Telescope on Earth have to look thru all the junk in the air before reaching out into space. This can distorted the image and reduce the effectiveness of the telescope. That is why most of the Earth telescopes are on top of mountains to reduce the about if atmosphere and light pollution they have to deal with.
Size is good, but so is not having to look through an atmosphere. Air has two issues: it completely or partially blocks some frequencies which means that ground based telescopes simply can’t see those, and it causes distortion of the incoming light (twinkling, called seeing). This latter issue has largely been solved for the generation of instruments that are just coming online using a technology called adaptive optics. In the wavelengths it can see the ELT will be much better than JWST precisely because it will be so much bigger.
JWST is not orbiting Earth. It’s orbiting the Sun, 1.5 million kilometers (1 million miles) away from the Earth at what is called the second Lagrange point or L2. L2 is a point of equilibrium between the gravitational pull of the Sun and Earth. It lies on a line through the Sun and Earth, beyond Earth. This allows the satellite’s large sunshield to protect the telescope from the light and heat of the Sun and Earth (and Moon).
The sun shield also protects the sensitive mirrors and instruments from the spacecraft bus, which contains the computer, communications antenna, and steering mechanisms. There’s a huge temperature difference between the hot and cold sides of the shield. The cold is necessary because it’s an infrared telescope, and any nearby heat would hurt its ability to detect very faint infrared signals from incredibly distant objects.
JWST is not orbiting Earth, it is orbiting Lagrange point 2 in the earth’s suns system. That is a point where both earth’s and the sun’s gravity pull in the same duration.
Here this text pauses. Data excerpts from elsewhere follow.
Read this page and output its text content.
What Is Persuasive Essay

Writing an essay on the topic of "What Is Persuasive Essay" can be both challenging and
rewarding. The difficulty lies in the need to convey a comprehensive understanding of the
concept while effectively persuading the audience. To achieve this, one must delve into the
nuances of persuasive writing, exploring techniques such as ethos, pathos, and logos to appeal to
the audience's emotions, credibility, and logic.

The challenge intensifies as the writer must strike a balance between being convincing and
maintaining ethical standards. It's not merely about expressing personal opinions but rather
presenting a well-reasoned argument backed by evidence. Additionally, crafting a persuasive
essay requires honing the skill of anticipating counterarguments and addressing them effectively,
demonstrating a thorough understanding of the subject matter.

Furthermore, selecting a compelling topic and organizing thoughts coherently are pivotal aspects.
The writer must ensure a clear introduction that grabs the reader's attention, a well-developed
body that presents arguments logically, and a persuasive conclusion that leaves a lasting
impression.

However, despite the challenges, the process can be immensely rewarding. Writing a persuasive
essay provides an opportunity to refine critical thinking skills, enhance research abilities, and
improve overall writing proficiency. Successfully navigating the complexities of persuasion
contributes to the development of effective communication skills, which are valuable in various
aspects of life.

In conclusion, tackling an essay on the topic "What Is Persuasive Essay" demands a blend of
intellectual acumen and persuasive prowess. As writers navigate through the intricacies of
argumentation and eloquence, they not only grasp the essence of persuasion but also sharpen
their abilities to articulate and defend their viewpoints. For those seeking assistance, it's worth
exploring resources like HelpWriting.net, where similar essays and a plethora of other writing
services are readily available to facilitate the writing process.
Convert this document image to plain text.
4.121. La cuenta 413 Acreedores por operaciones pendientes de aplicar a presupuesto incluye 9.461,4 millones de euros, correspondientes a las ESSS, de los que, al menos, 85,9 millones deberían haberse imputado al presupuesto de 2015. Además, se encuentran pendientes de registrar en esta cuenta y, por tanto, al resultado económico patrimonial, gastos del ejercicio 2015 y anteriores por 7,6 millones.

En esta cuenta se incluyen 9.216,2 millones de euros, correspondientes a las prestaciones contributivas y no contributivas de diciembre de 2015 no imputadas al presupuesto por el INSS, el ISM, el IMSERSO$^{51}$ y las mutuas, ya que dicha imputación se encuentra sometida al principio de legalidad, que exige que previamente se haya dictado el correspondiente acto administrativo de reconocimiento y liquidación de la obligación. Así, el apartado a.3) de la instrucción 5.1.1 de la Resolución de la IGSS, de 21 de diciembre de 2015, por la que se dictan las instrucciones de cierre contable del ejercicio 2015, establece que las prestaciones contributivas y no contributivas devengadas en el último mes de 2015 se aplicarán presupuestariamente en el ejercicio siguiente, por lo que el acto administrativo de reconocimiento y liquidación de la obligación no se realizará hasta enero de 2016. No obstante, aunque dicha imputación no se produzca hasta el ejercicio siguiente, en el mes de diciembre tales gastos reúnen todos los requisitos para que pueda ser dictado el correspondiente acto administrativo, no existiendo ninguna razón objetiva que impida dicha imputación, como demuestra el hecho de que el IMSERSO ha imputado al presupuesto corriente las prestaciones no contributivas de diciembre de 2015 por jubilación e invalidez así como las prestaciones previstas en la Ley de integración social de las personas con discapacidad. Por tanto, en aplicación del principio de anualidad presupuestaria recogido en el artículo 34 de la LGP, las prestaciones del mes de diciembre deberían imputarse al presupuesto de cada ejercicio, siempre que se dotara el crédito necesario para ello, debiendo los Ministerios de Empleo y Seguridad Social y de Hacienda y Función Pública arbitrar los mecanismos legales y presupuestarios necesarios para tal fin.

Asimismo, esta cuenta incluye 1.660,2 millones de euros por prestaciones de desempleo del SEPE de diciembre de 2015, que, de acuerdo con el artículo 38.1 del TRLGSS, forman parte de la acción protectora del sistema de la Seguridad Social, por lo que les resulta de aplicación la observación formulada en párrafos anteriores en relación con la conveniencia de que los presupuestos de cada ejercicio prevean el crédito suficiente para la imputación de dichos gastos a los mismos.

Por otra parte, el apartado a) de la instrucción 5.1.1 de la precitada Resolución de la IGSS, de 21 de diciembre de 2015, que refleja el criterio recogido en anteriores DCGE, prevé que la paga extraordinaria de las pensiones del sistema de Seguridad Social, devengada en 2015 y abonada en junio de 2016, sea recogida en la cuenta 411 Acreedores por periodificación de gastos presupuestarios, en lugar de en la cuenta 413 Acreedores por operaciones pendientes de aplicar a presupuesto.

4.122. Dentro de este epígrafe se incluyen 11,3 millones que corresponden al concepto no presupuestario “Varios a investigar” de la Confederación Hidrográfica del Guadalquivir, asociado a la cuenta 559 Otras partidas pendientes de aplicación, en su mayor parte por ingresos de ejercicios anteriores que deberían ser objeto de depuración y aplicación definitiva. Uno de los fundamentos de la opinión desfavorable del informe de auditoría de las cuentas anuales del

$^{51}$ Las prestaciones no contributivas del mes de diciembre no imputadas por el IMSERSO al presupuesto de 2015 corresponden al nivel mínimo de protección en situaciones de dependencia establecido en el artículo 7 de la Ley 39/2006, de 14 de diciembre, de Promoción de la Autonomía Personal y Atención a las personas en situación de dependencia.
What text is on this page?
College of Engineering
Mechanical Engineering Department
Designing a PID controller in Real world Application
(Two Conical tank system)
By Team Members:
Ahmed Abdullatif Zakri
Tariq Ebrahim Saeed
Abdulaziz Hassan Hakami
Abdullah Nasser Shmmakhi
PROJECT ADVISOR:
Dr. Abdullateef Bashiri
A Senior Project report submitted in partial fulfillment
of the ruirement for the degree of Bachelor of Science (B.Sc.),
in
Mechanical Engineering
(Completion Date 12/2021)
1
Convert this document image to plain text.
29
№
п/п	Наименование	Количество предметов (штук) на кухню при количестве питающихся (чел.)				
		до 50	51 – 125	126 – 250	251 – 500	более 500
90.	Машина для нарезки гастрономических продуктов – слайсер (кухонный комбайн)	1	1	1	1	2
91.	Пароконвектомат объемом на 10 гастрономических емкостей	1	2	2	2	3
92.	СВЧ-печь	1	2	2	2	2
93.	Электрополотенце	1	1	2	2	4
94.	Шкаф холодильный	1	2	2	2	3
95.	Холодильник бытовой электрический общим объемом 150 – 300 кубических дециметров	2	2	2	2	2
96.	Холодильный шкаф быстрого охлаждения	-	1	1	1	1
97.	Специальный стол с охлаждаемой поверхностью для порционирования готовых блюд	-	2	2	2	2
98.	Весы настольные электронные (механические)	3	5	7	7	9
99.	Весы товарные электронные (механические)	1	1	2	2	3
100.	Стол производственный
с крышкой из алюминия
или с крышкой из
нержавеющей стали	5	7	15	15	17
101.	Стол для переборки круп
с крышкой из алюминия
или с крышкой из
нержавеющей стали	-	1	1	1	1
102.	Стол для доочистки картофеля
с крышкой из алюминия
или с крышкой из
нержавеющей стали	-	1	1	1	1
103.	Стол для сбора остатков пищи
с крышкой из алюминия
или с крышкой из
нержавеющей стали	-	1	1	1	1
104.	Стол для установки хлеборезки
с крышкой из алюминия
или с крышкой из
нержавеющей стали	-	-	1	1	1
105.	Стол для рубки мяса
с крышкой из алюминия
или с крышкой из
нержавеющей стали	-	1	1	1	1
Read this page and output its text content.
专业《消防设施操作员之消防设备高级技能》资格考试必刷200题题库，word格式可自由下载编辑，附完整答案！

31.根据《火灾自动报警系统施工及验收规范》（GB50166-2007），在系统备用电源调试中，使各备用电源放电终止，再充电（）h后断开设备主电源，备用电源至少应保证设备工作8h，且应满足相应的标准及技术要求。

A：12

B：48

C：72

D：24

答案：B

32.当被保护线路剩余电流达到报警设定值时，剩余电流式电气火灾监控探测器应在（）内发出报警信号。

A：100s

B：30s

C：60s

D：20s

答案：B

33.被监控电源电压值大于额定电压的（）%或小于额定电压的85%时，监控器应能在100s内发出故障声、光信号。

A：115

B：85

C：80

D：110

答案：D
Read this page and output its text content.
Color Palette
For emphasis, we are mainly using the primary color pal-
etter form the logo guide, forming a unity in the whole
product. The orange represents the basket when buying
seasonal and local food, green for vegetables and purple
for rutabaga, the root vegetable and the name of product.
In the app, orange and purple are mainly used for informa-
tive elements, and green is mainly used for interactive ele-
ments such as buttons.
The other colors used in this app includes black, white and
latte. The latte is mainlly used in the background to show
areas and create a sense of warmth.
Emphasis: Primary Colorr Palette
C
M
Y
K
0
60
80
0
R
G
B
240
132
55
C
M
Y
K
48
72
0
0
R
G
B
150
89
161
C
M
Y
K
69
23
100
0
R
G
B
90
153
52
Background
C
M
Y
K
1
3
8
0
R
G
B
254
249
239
That point is 1.5 million km away from earth which is 4x the distance to the moon or 1/100 the distance to the sun. The orbits it has around that point are quite similar in radius to the moon’s orbit around the earth
That means it can follow the earth around the sun and at the same time keep the earth, sun, and the moon close to the same direction and it can block heat with he heatshield from it reaching the large mirror.
There is at least two major reasons to have a telescope in space.
One is the atmosphere is not uniform so it bends light, the result is that at some point the limiting factor in resolution is an atmospheric disturbance. Telescopes are placed on mountain peek in locations with quite a consistent airflow on earth but still, the atmosphere is limiting. An atmospheric effect like this is why you can see a star twinkle.
A second advantage is if you are interested in a nonvisible part of the spectrum the atmosphere is not always transparent. Look at [this graph](https://www.researchgate.net/profile/F-Mackenzie/publication/302399795/figure/fig4/AS:360657494003712@1462998855199/A-Radiation-absorption-spectrum-of-the-Earth-atmosphere-in-wavelength-range-from-01.png) that shoe absorption vs wavelength. JWST observes from visible to 28 μm in the infrared spectrum. 28 μm is between the N2O and H20 labels to the far right of the graph. So the atmosphere blocks all IR light in part of the spectrum and for others is absorbed a significant percentage.
The object emits light and the wavelength depends on the temperature. The sun emits visible light because it is very hot. Earth and the atmosphere is cooler and emit at 3 – 100 μm. That overlap with what JSWT observes at. So a telescope on earth will try or observe faint light from space at wavelength where earth and the atmosphere glow. A thermal camera looks at wavelengths like that and you can see objects on earth emit light at those wavelengths.
The mirror and instrument part of JWST is cooled down to very low temperatures so they do not emit light at the same wavelength as observation is done at. Blocking light from the sun, Earth, and the moon cols that side down to minus 369.4 degrees Fahrenheit (minus 223 degrees Celsius). Some instruments require action cooling to minus 447 degrees F (minus 266 degrees C) only 12 degrees F (7 degrees C) above absolute zero, You can cool instruments and perhaps even the telescope and support building if it is on the ground but you can cool down the atmosphere between it and space. It show how cold stuff need to be for ut to nor disturbed observation
So the reason to keep the telescope in space is earth’s atmosphere that which limits resolution because it bends light and makes the observation in part of the spectrum impossible because they are blocked or Earth emits them itself.